The watershed methods sort the swell partitions by descending significant wave height, following the convention used in the WW3 and SWAN models. Notice the wave height ranking also defines which partitions are retained when there are more partitions in a spectrum than slots requested with the swells argument (parts in ptm3), so a significant but small long-period swell could be excluded from the output if only a few partitions are requested. Set the argument to None to keep all detected partitions, then reorder them by any parameter calculated from the partitioned spectra. The example below sorts the partitions of each spectrum by descending peak period, with null partitions kept at the end:

In [65]: dset = read_wwm("_static/wwmfile.nc")

In [66]: dspart = dset.spec.partition.ptm3(parts=None)

In [67]: tp = dspart.spec.tp().load()

In [68]: inds = (-tp).fillna(np.inf).argsort(axis=tp.get_axis_num("part"))

In [69]: dsort = dspart.isel(part=inds.drop_vars("part"))

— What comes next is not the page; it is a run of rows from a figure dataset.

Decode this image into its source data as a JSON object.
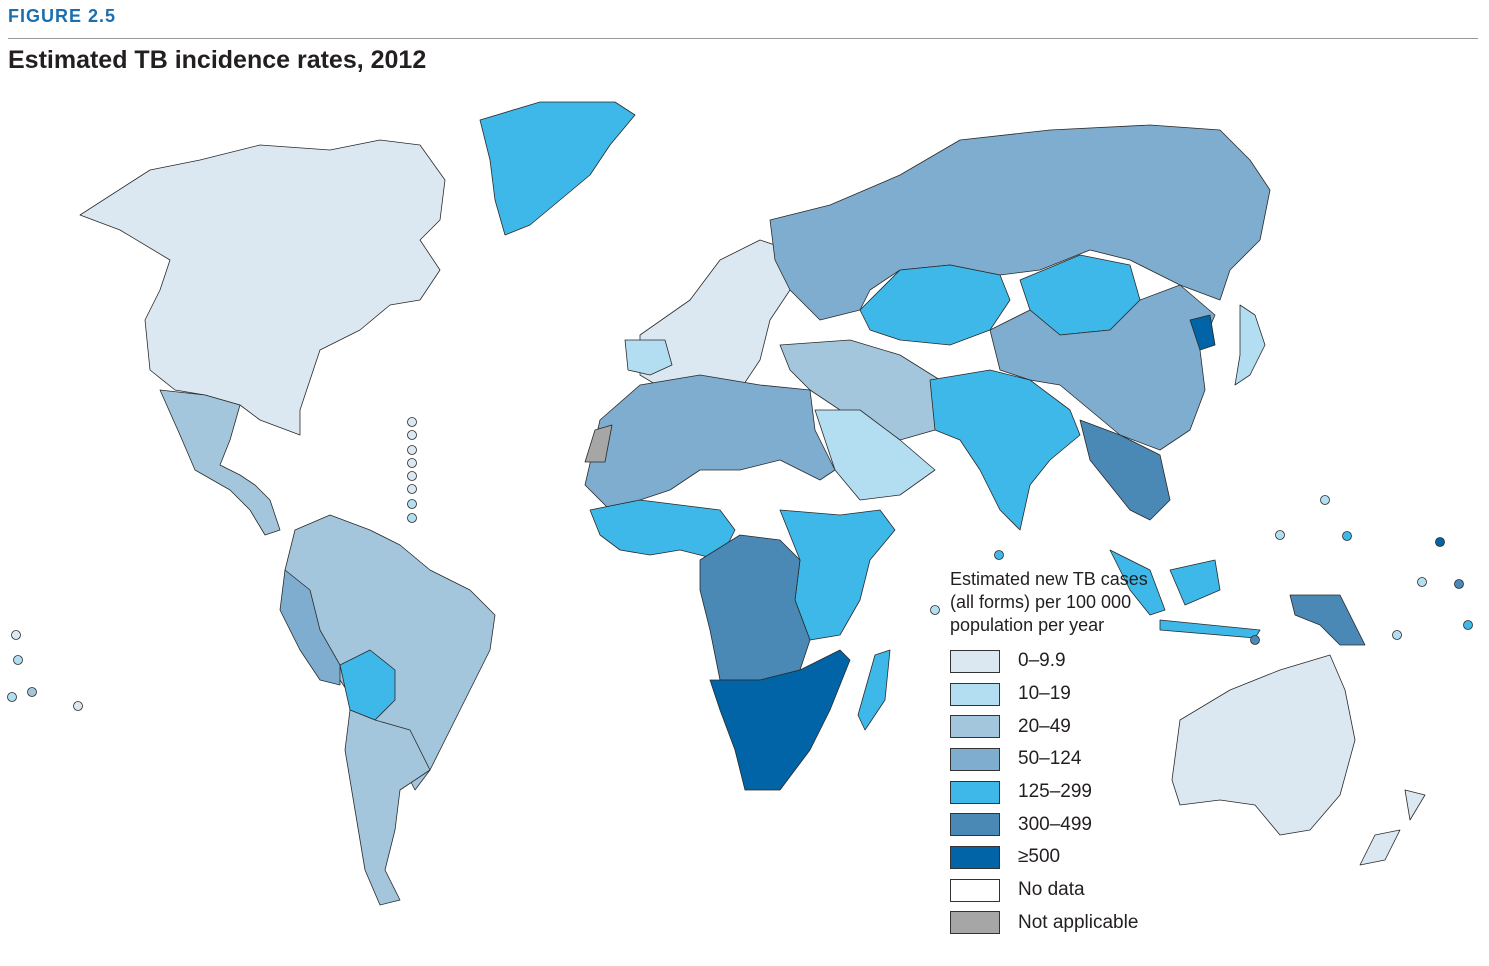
{
  "figure_label": "FIGURE 2.5",
  "title": "Estimated TB incidence rates, 2012",
  "legend": {
    "title": "Estimated new TB cases (all forms) per 100 000 population per year",
    "items": [
      {
        "label": "0–9.9",
        "color": "#dce8f1"
      },
      {
        "label": "10–19",
        "color": "#b3def2"
      },
      {
        "label": "20–49",
        "color": "#a3c6dc"
      },
      {
        "label": "50–124",
        "color": "#7eadcf"
      },
      {
        "label": "125–299",
        "color": "#3eb8e9"
      },
      {
        "label": "300–499",
        "color": "#4a88b6"
      },
      {
        "label": "≥500",
        "color": "#0064a6"
      },
      {
        "label": "No data",
        "color": "#ffffff"
      },
      {
        "label": "Not applicable",
        "color": "#a6a6a6"
      }
    ]
  },
  "map_data": {
    "type": "choropleth",
    "regions": [
      {
        "name": "Canada and USA",
        "class": "0–9.9"
      },
      {
        "name": "Western Europe",
        "class": "0–9.9"
      },
      {
        "name": "Australia",
        "class": "0–9.9"
      },
      {
        "name": "Greenland",
        "class": "125–299"
      },
      {
        "name": "Russian Federation",
        "class": "50–124"
      },
      {
        "name": "China",
        "class": "50–124"
      },
      {
        "name": "Mongolia",
        "class": "125–299"
      },
      {
        "name": "Kazakhstan",
        "class": "125–299"
      },
      {
        "name": "India",
        "class": "125–299"
      },
      {
        "name": "Brazil",
        "class": "20–49"
      },
      {
        "name": "Bolivia",
        "class": "125–299"
      },
      {
        "name": "Peru",
        "class": "50–124"
      },
      {
        "name": "Mexico",
        "class": "20–49"
      },
      {
        "name": "North Africa",
        "class": "50–124"
      },
      {
        "name": "Central Africa",
        "class": "300–499"
      },
      {
        "name": "Southern Africa",
        "class": "≥500"
      },
      {
        "name": "East Africa",
        "class": "125–299"
      },
      {
        "name": "Indonesia",
        "class": "125–299"
      },
      {
        "name": "Papua New Guinea",
        "class": "300–499"
      },
      {
        "name": "Western Sahara",
        "class": "Not applicable"
      }
    ]
  }
}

In [70]: tp.isel(site=0).values
Out[70]: 
array([[13.459799 , 13.453641 , 12.118165 , 15.505112 , 12.966544 ,
         8.33794  ,  8.007136 ,  8.567117 ,  8.159321 ,  9.501015 ],
       [16.151707 , 16.097628 , 14.527097 , 13.164999 , 13.635228 ,
        11.813947 , 10.7680855,  4.381152 , 11.990616 , 12.375563 ],
       [13.2016325, 13.37514  , 13.562961 , 13.865189 ,        nan,
               nan,        nan, 12.246359 ,        nan,        nan],
       [       nan,        nan,        nan, 13.6768875,        nan,
               nan,        nan,        nan,        nan,        nan]],
      dtype=float32)

In [71]: dsort.spec.tp().isel(site=0).values
Out[71]: 
array([[16.151707 , 16.097628 , 14.527097 , 15.505112 , 13.635228 ,
        11.813947 , 10.7680855, 12.246359 , 11.990616 , 12.375563 ],
       [13.459799 , 13.453641 , 13.562961 , 13.865189 , 12.966544 ,
         8.33794  ,  8.007136 ,  8.567117 ,  8.159321 ,  9.501015 ],
       [13.2016325, 13.37514  , 12.118165 , 13.6768875,        nan,
               nan,        nan,  4.381152 ,        nan,        nan],
       [       nan,        nan,        nan, 13.164999 ,        nan,
               nan,        nan,        nan,        nan,        nan]],
      dtype=float32)

Alternatively, consider the hp01 method to combine partition fragments belonging to the same wave system so that significant swells emerge within fewer partitions, and the min_duration argument of the track method with systems=True to exclude short-lived, spurious wave systems from the output.